陈景深手指撑在喻繁下颚,把他的脸颊抬起来跟自己接吻。陈景深亲得很深,搅着喻繁的舌尖和那颗尖牙,发出密密灼灼的接吻声。喻繁被亲得全身发软,狼狈又羞耻地吞咽,快在心跳里窒息。
他们在狭窄的沙发里紧密地拥抱、交换体温,在阴凉的台风天依偎取暖。
陈景深把人放开,抬起手指帮喻繁擦掉嘴角溢出来的唾液,抵着他的鼻尖,不明白问了第几遍:“过得好吗?”
喻繁被酒精和汹涌的情绪包围,哑声说:“不好。”
陈景深又偏头下来,在细细碎碎的吻里低着嗓音问:“这么多年,有没有想过我?”
喻繁被亲得只能模糊地“嗯”一声,然后又点头。
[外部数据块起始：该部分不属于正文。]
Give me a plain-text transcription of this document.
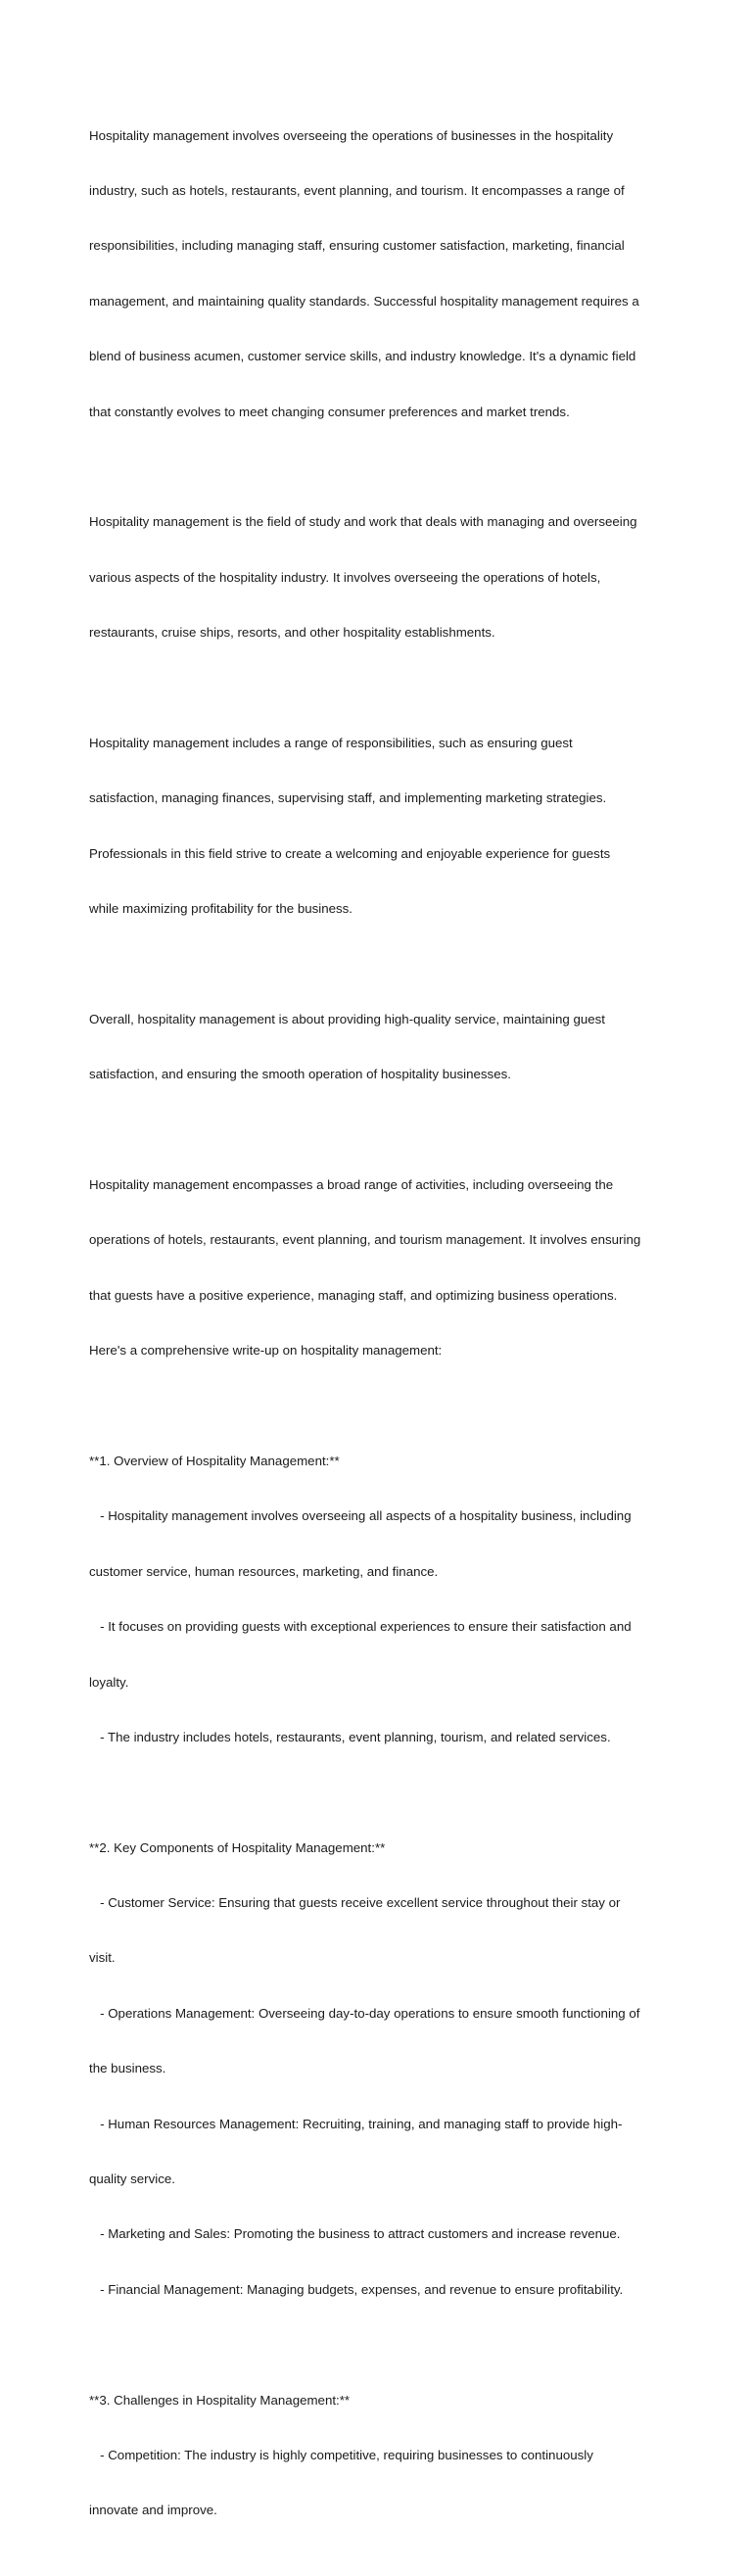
Hospitality management involves overseeing the operations of businesses in the hospitality

industry, such as hotels, restaurants, event planning, and tourism. It encompasses a range of

responsibilities, including managing staff, ensuring customer satisfaction, marketing, financial

management, and maintaining quality standards. Successful hospitality management requires a

blend of business acumen, customer service skills, and industry knowledge. It's a dynamic field

that constantly evolves to meet changing consumer preferences and market trends.

Hospitality management is the field of study and work that deals with managing and overseeing

various aspects of the hospitality industry. It involves overseeing the operations of hotels,

restaurants, cruise ships, resorts, and other hospitality establishments.

Hospitality management includes a range of responsibilities, such as ensuring guest

satisfaction, managing finances, supervising staff, and implementing marketing strategies.

Professionals in this field strive to create a welcoming and enjoyable experience for guests

while maximizing profitability for the business.

Overall, hospitality management is about providing high-quality service, maintaining guest

satisfaction, and ensuring the smooth operation of hospitality businesses.

Hospitality management encompasses a broad range of activities, including overseeing the

operations of hotels, restaurants, event planning, and tourism management. It involves ensuring

that guests have a positive experience, managing staff, and optimizing business operations.

Here's a comprehensive write-up on hospitality management:

**1. Overview of Hospitality Management:**

- Hospitality management involves overseeing all aspects of a hospitality business, including

customer service, human resources, marketing, and finance.

- It focuses on providing guests with exceptional experiences to ensure their satisfaction and

loyalty.

- The industry includes hotels, restaurants, event planning, tourism, and related services.

**2. Key Components of Hospitality Management:**

- Customer Service: Ensuring that guests receive excellent service throughout their stay or

visit.

- Operations Management: Overseeing day-to-day operations to ensure smooth functioning of

the business.

- Human Resources Management: Recruiting, training, and managing staff to provide high-

quality service.

- Marketing and Sales: Promoting the business to attract customers and increase revenue.

- Financial Management: Managing budgets, expenses, and revenue to ensure profitability.

**3. Challenges in Hospitality Management:**

- Competition: The industry is highly competitive, requiring businesses to continuously

innovate and improve.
想,每天都想,想得全身疼都会想,做梦也会梦到,本来没打算读书的,翻到你给我写的笔记,还是又继续念了,会百度你想上的那所学校,又不敢搜你名字。
“要跟我分手吗?”
喻繁痛苦地闭眼,边吻他边说:“……不想分。”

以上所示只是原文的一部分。